The surface treatment method of the present invention is carried out while maintaining the temperature of the chemical conversion treatment solution at 25 to 95 ° C, preferably 30 to 70 ° C. When the liquid temperature is lower than 25 ° C., the corrosion resistance of the aluminum alloy surface after the chemical conversion treatment tends to be insufficient. On the other hand, when the temperature of the solution exceeds 95 ° C., the chemical conversion solution tends to evaporate vigorously, making it difficult to control the bath.
[0015]
In the surface treatment method of the present invention, the chemical conversion treatment time is 0.5 to 20 minutes, preferably 0.7 to 15 minutes. If the chemical conversion treatment time is less than 0.5 minutes, the corrosion resistance of the aluminum alloy surface after the chemical conversion treatment tends to be insufficient.
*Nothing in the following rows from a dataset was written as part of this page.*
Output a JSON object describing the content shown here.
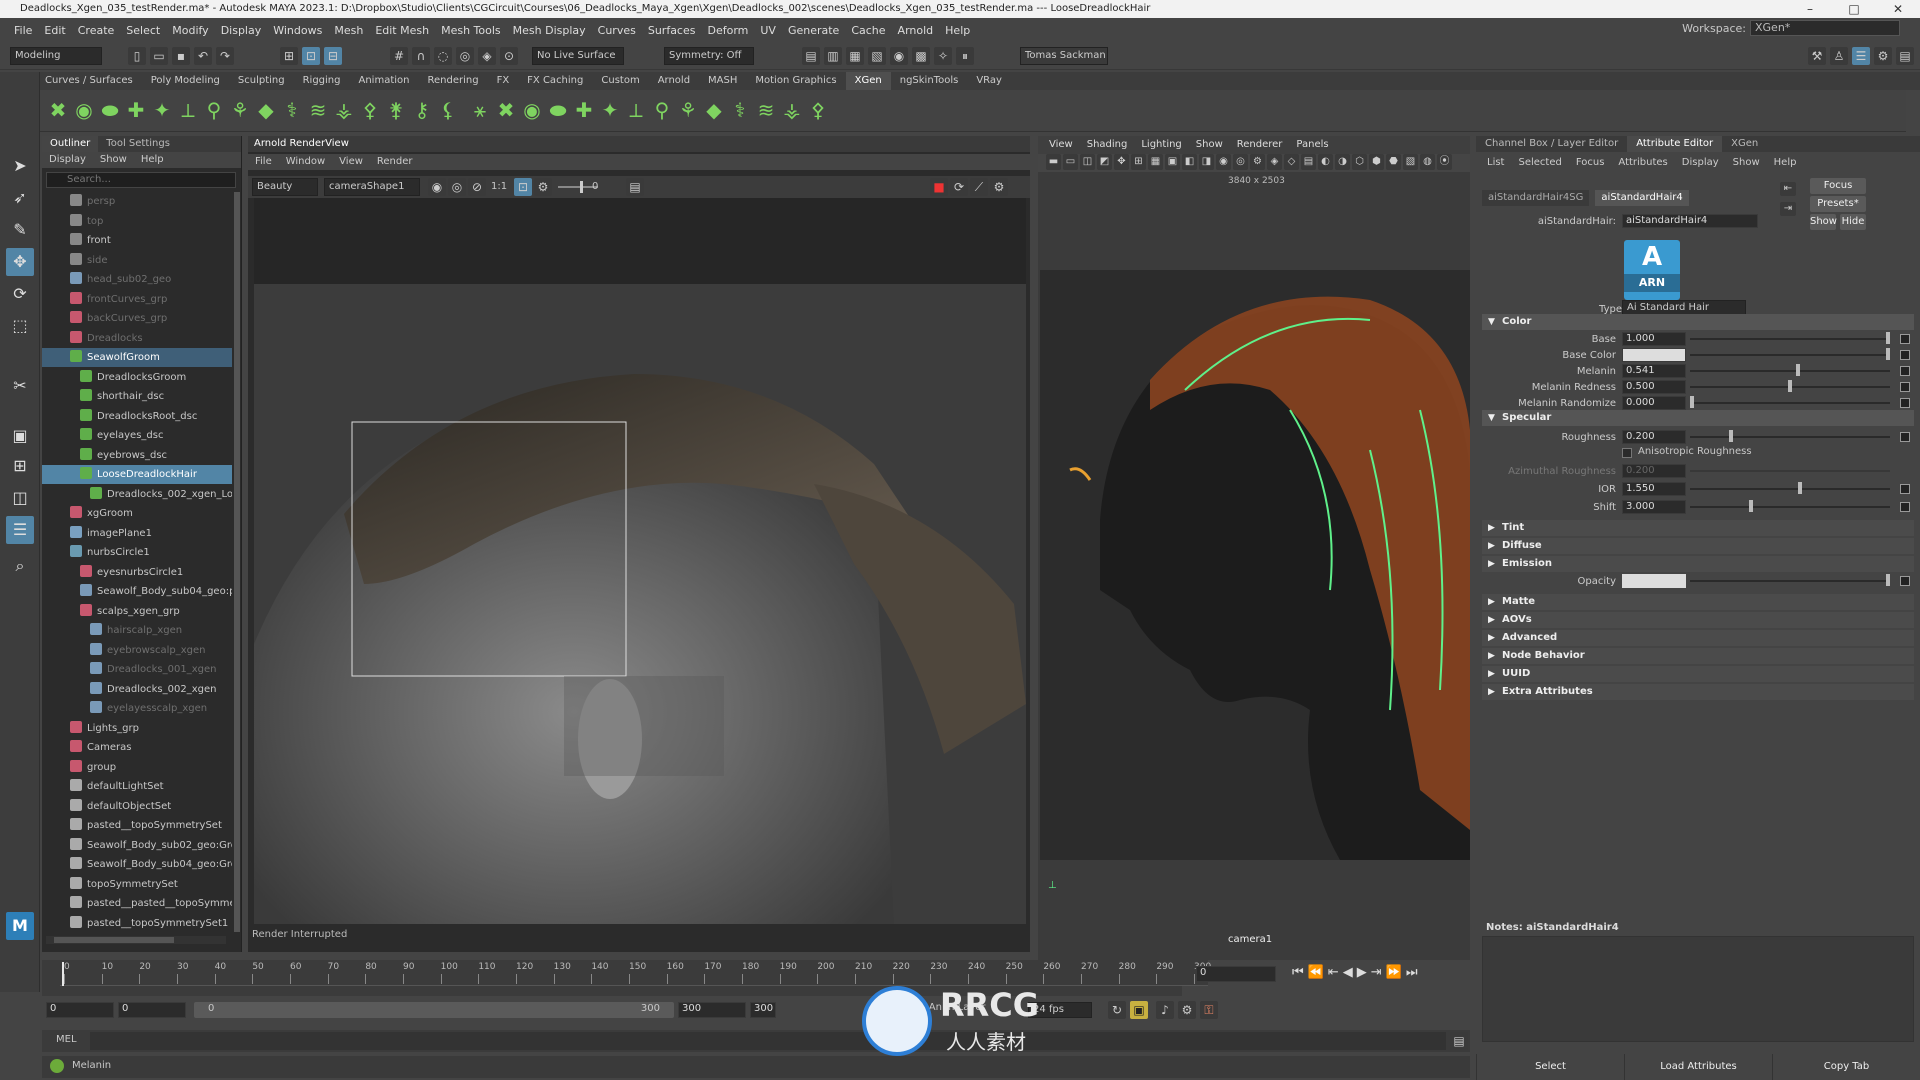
{
  "titlebar": {
    "text": "Deadlocks_Xgen_035_testRender.ma* - Autodesk MAYA 2023.1: D:\\Dropbox\\Studio\\Clients\\CGCircuit\\Courses\\06_Deadlocks_Maya_Xgen\\Xgen\\Deadlocks_002\\scenes\\Deadlocks_Xgen_035_testRender.ma --- LooseDreadlockHair"
  },
  "menubar": [
    "File",
    "Edit",
    "Create",
    "Select",
    "Modify",
    "Display",
    "Windows",
    "Mesh",
    "Edit Mesh",
    "Mesh Tools",
    "Mesh Display",
    "Curves",
    "Surfaces",
    "Deform",
    "UV",
    "Generate",
    "Cache",
    "Arnold",
    "Help"
  ],
  "workspace": {
    "label": "Workspace:",
    "value": "XGen*"
  },
  "statusline": {
    "mode": "Modeling",
    "live_surface": "No Live Surface",
    "symmetry": "Symmetry: Off",
    "user": "Tomas Sackman"
  },
  "shelf_tabs": [
    "Curves / Surfaces",
    "Poly Modeling",
    "Sculpting",
    "Rigging",
    "Animation",
    "Rendering",
    "FX",
    "FX Caching",
    "Custom",
    "Arnold",
    "MASH",
    "Motion Graphics",
    "XGen",
    "ngSkinTools",
    "VRay"
  ],
  "shelf_active": "XGen",
  "outliner": {
    "tabs": [
      "Outliner",
      "Tool Settings"
    ],
    "menu": [
      "Display",
      "Show",
      "Help"
    ],
    "search_placeholder": "Search...",
    "rows": [
      {
        "label": "persp",
        "indent": 2,
        "type": "camera",
        "state": "dim"
      },
      {
        "label": "top",
        "indent": 2,
        "type": "camera",
        "state": "dim"
      },
      {
        "label": "front",
        "indent": 2,
        "type": "camera",
        "state": ""
      },
      {
        "label": "side",
        "indent": 2,
        "type": "camera",
        "state": "dim"
      },
      {
        "label": "head_sub02_geo",
        "indent": 2,
        "type": "mesh",
        "state": "dim"
      },
      {
        "label": "frontCurves_grp",
        "indent": 2,
        "type": "group",
        "state": "dim"
      },
      {
        "label": "backCurves_grp",
        "indent": 2,
        "type": "group",
        "state": "dim"
      },
      {
        "label": "Dreadlocks",
        "indent": 2,
        "type": "group",
        "state": "dim"
      },
      {
        "label": "SeawolfGroom",
        "indent": 2,
        "type": "xgen",
        "state": "sel2"
      },
      {
        "label": "DreadlocksGroom",
        "indent": 3,
        "type": "xgen",
        "state": ""
      },
      {
        "label": "shorthair_dsc",
        "indent": 3,
        "type": "xgen",
        "state": ""
      },
      {
        "label": "DreadlocksRoot_dsc",
        "indent": 3,
        "type": "xgen",
        "state": ""
      },
      {
        "label": "eyelayes_dsc",
        "indent": 3,
        "type": "xgen",
        "state": ""
      },
      {
        "label": "eyebrows_dsc",
        "indent": 3,
        "type": "xgen",
        "state": ""
      },
      {
        "label": "LooseDreadlockHair",
        "indent": 3,
        "type": "xgen",
        "state": "sel"
      },
      {
        "label": "Dreadlocks_002_xgen_Lo",
        "indent": 4,
        "type": "patch",
        "state": ""
      },
      {
        "label": "xgGroom",
        "indent": 2,
        "type": "group",
        "state": ""
      },
      {
        "label": "imagePlane1",
        "indent": 2,
        "type": "image",
        "state": ""
      },
      {
        "label": "nurbsCircle1",
        "indent": 2,
        "type": "curve",
        "state": ""
      },
      {
        "label": "eyesnurbsCircle1",
        "indent": 3,
        "type": "group",
        "state": ""
      },
      {
        "label": "Seawolf_Body_sub04_geo:pl",
        "indent": 3,
        "type": "mesh",
        "state": ""
      },
      {
        "label": "scalps_xgen_grp",
        "indent": 3,
        "type": "group",
        "state": ""
      },
      {
        "label": "hairscalp_xgen",
        "indent": 4,
        "type": "mesh",
        "state": "dim"
      },
      {
        "label": "eyebrowscalp_xgen",
        "indent": 4,
        "type": "mesh",
        "state": "dim"
      },
      {
        "label": "Dreadlocks_001_xgen",
        "indent": 4,
        "type": "mesh",
        "state": "dim"
      },
      {
        "label": "Dreadlocks_002_xgen",
        "indent": 4,
        "type": "mesh",
        "state": ""
      },
      {
        "label": "eyelayesscalp_xgen",
        "indent": 4,
        "type": "mesh",
        "state": "dim"
      },
      {
        "label": "Lights_grp",
        "indent": 2,
        "type": "group",
        "state": ""
      },
      {
        "label": "Cameras",
        "indent": 2,
        "type": "group",
        "state": ""
      },
      {
        "label": "group",
        "indent": 2,
        "type": "group",
        "state": ""
      },
      {
        "label": "defaultLightSet",
        "indent": 2,
        "type": "set",
        "state": ""
      },
      {
        "label": "defaultObjectSet",
        "indent": 2,
        "type": "set",
        "state": ""
      },
      {
        "label": "pasted__topoSymmetrySet",
        "indent": 2,
        "type": "set",
        "state": ""
      },
      {
        "label": "Seawolf_Body_sub02_geo:Grou",
        "indent": 2,
        "type": "set",
        "state": ""
      },
      {
        "label": "Seawolf_Body_sub04_geo:Grou",
        "indent": 2,
        "type": "set",
        "state": ""
      },
      {
        "label": "topoSymmetrySet",
        "indent": 2,
        "type": "set",
        "state": ""
      },
      {
        "label": "pasted__pasted__topoSymmetr",
        "indent": 2,
        "type": "set",
        "state": ""
      },
      {
        "label": "pasted__topoSymmetrySet1",
        "indent": 2,
        "type": "set",
        "state": ""
      }
    ]
  },
  "renderview": {
    "title": "Arnold RenderView",
    "menu": [
      "File",
      "Window",
      "View",
      "Render"
    ],
    "aov": "Beauty",
    "camera": "cameraShape1",
    "ratio": "1:1",
    "exposure": "0",
    "status": "Render Interrupted"
  },
  "viewport": {
    "menu": [
      "View",
      "Shading",
      "Lighting",
      "Show",
      "Renderer",
      "Panels"
    ],
    "resolution": "3840 x 2503",
    "camera_label": "camera1"
  },
  "attribute_editor": {
    "tabs": [
      "Channel Box / Layer Editor",
      "Attribute Editor",
      "XGen"
    ],
    "active_tab": "Attribute Editor",
    "menu": [
      "List",
      "Selected",
      "Focus",
      "Attributes",
      "Display",
      "Show",
      "Help"
    ],
    "node_tabs": [
      "aiStandardHair4SG",
      "aiStandardHair4"
    ],
    "active_node_tab": "aiStandardHair4",
    "node_label": "aiStandardHair:",
    "node_value": "aiStandardHair4",
    "buttons": {
      "focus": "Focus",
      "presets": "Presets*",
      "show": "Show",
      "hide": "Hide"
    },
    "logo_letter": "A",
    "logo_text": "ARN",
    "type_label": "Type",
    "type_value": "Ai Standard Hair",
    "sections": {
      "color": "Color",
      "specular": "Specular",
      "tint": "Tint",
      "diffuse": "Diffuse",
      "emission": "Emission",
      "matte": "Matte",
      "aovs": "AOVs",
      "advanced": "Advanced",
      "node_behavior": "Node Behavior",
      "uuid": "UUID",
      "extra": "Extra Attributes"
    },
    "color_attrs": [
      {
        "label": "Base",
        "value": "1.000",
        "level": 1.0
      },
      {
        "label": "Base Color",
        "value": "",
        "level": 1.0
      },
      {
        "label": "Melanin",
        "value": "0.541",
        "level": 0.541
      },
      {
        "label": "Melanin Redness",
        "value": "0.500",
        "level": 0.5
      },
      {
        "label": "Melanin Randomize",
        "value": "0.000",
        "level": 0.0
      }
    ],
    "specular_attrs": {
      "roughness": {
        "label": "Roughness",
        "value": "0.200",
        "level": 0.2
      },
      "aniso_label": "Anisotropic Roughness",
      "azimuthal": {
        "label": "Azimuthal Roughness",
        "value": "0.200",
        "level": 0.2
      },
      "ior": {
        "label": "IOR",
        "value": "1.550",
        "level": 0.55
      },
      "shift": {
        "label": "Shift",
        "value": "3.000",
        "level": 0.3
      }
    },
    "opacity_label": "Opacity",
    "notes_label": "Notes: aiStandardHair4",
    "bottom_buttons": [
      "Select",
      "Load Attributes",
      "Copy Tab"
    ]
  },
  "timeslider": {
    "ticks": [
      "0",
      "10",
      "20",
      "30",
      "40",
      "50",
      "60",
      "70",
      "80",
      "90",
      "100",
      "110",
      "120",
      "130",
      "140",
      "150",
      "160",
      "170",
      "180",
      "190",
      "200",
      "210",
      "220",
      "230",
      "240",
      "250",
      "260",
      "270",
      "280",
      "290",
      "300"
    ],
    "current_frame": "0"
  },
  "rangeslider": {
    "start": "0",
    "inner_start": "0",
    "range_start": "0",
    "range_end": "300",
    "end": "300",
    "end2": "300",
    "anim_layer": "No Anim Layer",
    "fps": "24 fps"
  },
  "cmdline": {
    "lang": "MEL"
  },
  "helpline": {
    "text": "Melanin"
  },
  "watermark": {
    "main": "RRCG",
    "sub": "人人素材"
  }
}
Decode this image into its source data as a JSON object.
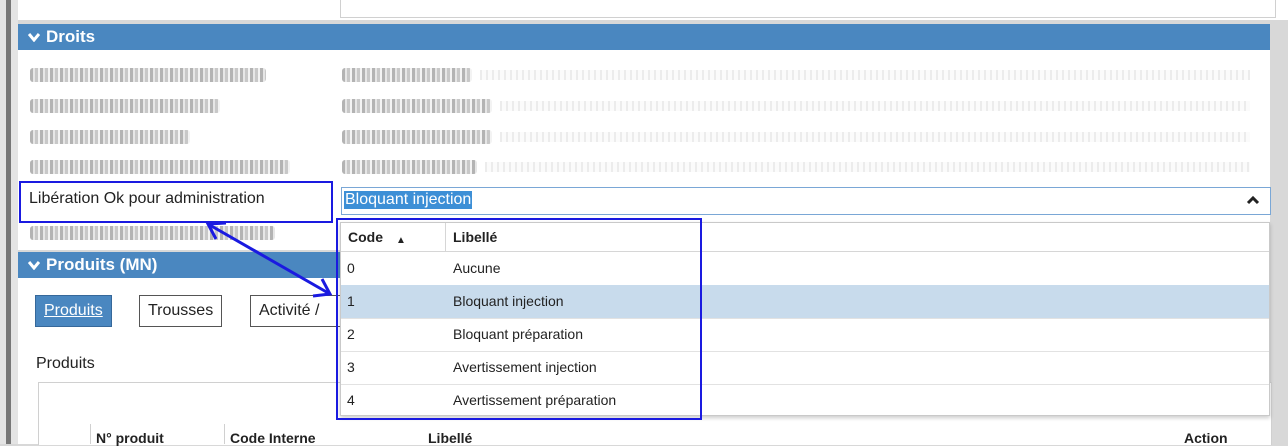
{
  "droits_panel": {
    "title": "Droits"
  },
  "liberation_field": {
    "label": "Libération Ok pour administration",
    "selected_value": "Bloquant injection"
  },
  "dropdown": {
    "columns": [
      "Code",
      "Libellé"
    ],
    "rows": [
      {
        "code": "0",
        "label": "Aucune"
      },
      {
        "code": "1",
        "label": "Bloquant injection"
      },
      {
        "code": "2",
        "label": "Bloquant préparation"
      },
      {
        "code": "3",
        "label": "Avertissement injection"
      },
      {
        "code": "4",
        "label": "Avertissement préparation"
      }
    ],
    "selected_code": "1"
  },
  "produits_panel": {
    "title": "Produits (MN)",
    "tabs": [
      "Produits",
      "Trousses",
      "Activité /"
    ],
    "section_title": "Produits",
    "table_headers": [
      "N° produit",
      "Code Interne",
      "Libellé",
      "Action"
    ]
  },
  "colors": {
    "header": "#4a87c0",
    "selection": "#3d8fd6",
    "selected_row": "#c8dbec",
    "annotation": "#1a1ae0"
  }
}
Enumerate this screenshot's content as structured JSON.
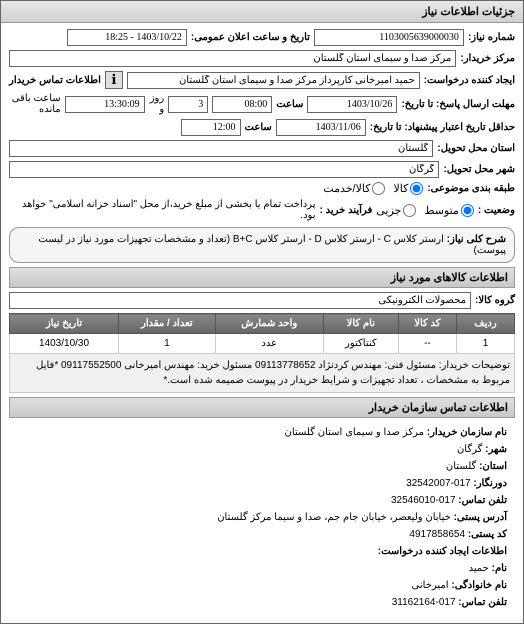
{
  "panel_title": "جزئیات اطلاعات نیاز",
  "fields": {
    "request_no_label": "شماره نیاز:",
    "request_no": "1103005639000030",
    "public_datetime_label": "تاریخ و ساعت اعلان عمومی:",
    "public_datetime": "1403/10/22 - 18:25",
    "buyer_center_label": "مرکز خریدار:",
    "buyer_center": "مرکز صدا و سیمای استان گلستان",
    "requester_label": "ایجاد کننده درخواست:",
    "requester": "حمید امیرخانی کارپرداز مرکز صدا و سیمای استان گلستان",
    "contact_btn": "اطلاعات تماس خریدار",
    "deadline_label": "مهلت ارسال پاسخ: تا تاریخ:",
    "deadline_date": "1403/10/26",
    "deadline_time_label": "ساعت",
    "deadline_time": "08:00",
    "days_remain": "3",
    "days_remain_label": "روز و",
    "hours_remain": "13:30:09",
    "hours_remain_label": "ساعت باقی مانده",
    "validity_label": "حداقل تاریخ اعتبار پیشنهاد: تا تاریخ:",
    "validity_date": "1403/11/06",
    "validity_time_label": "ساعت",
    "validity_time": "12:00",
    "province_label": "استان محل تحویل:",
    "province": "گلستان",
    "city_label": "شهر محل تحویل:",
    "city": "گرگان",
    "category_label": "طبقه بندی موضوعی:",
    "cat_all": "کالا",
    "cat_goods": "کالا/خدمت",
    "situation_label": "وضعیت :",
    "sit_medium": "متوسط",
    "sit_partial": "جزیی",
    "process_label": "فرآیند خرید :",
    "process_note": "پرداخت تمام یا بخشی از مبلغ خرید،از محل \"اسناد خزانه اسلامی\" خواهد بود.",
    "keywords_label": "شرح کلی نیاز:",
    "keywords": "ارستر کلاس C - ارستر کلاس D - ارستر کلاس B+C (تعداد و مشخصات تجهیزات مورد نیاز در لیست پیوست)"
  },
  "goods_section_title": "اطلاعات کالاهای مورد نیاز",
  "goods_group_label": "گروه کالا:",
  "goods_group": "محصولات الکترونیکی",
  "table": {
    "headers": [
      "ردیف",
      "کد کالا",
      "نام کالا",
      "واحد شمارش",
      "تعداد / مقدار",
      "تاریخ نیاز"
    ],
    "rows": [
      {
        "idx": "1",
        "code": "--",
        "name": "کنتاکتور",
        "unit": "عدد",
        "qty": "1",
        "date": "1403/10/30"
      }
    ],
    "notes_label": "توضیحات خریدار:",
    "notes": "مسئول فنی: مهندس کردنژاد 09113778652 مسئول خرید: مهندس امیرخانی 09117552500 *فایل مربوط به مشخصات ، تعداد تجهیزات و شرایط خریدار در پیوست ضمیمه شده است.*"
  },
  "contact_section_title": "اطلاعات تماس سازمان خریدار",
  "contact": {
    "org_label": "نام سازمان خریدار:",
    "org": "مرکز صدا و سیمای استان گلستان",
    "city_label": "شهر:",
    "city": "گرگان",
    "province_label": "استان:",
    "province": "گلستان",
    "fax_label": "دورنگار:",
    "fax": "017-32542007",
    "phone_label": "تلفن تماس:",
    "phone": "017-32546010",
    "address_label": "آدرس پستی:",
    "address": "خیابان ولیعصر، خیابان جام جم، صدا و سیما مرکز گلستان",
    "postal_label": "کد پستی:",
    "postal": "4917858654",
    "requester_info_label": "اطلاعات ایجاد کننده درخواست:",
    "name_label": "نام:",
    "name": "حمید",
    "family_label": "نام خانوادگی:",
    "family": "امیرخانی",
    "tel_label": "تلفن تماس:",
    "tel": "017-31162164"
  }
}
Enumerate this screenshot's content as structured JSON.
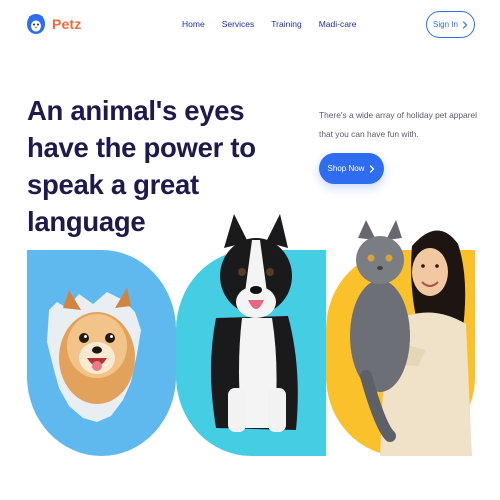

Further, even if the chemical conversion treatment time is longer than 20 minutes, there is no corresponding improvement in corrosion resistance.
[0016]
After the chemical conversion treatment under the above conditions, washing with water and washing with pure water are performed, followed by drying. Drying is generally performed at room temperature to about 90 ° C. for 10 to 120 minutes.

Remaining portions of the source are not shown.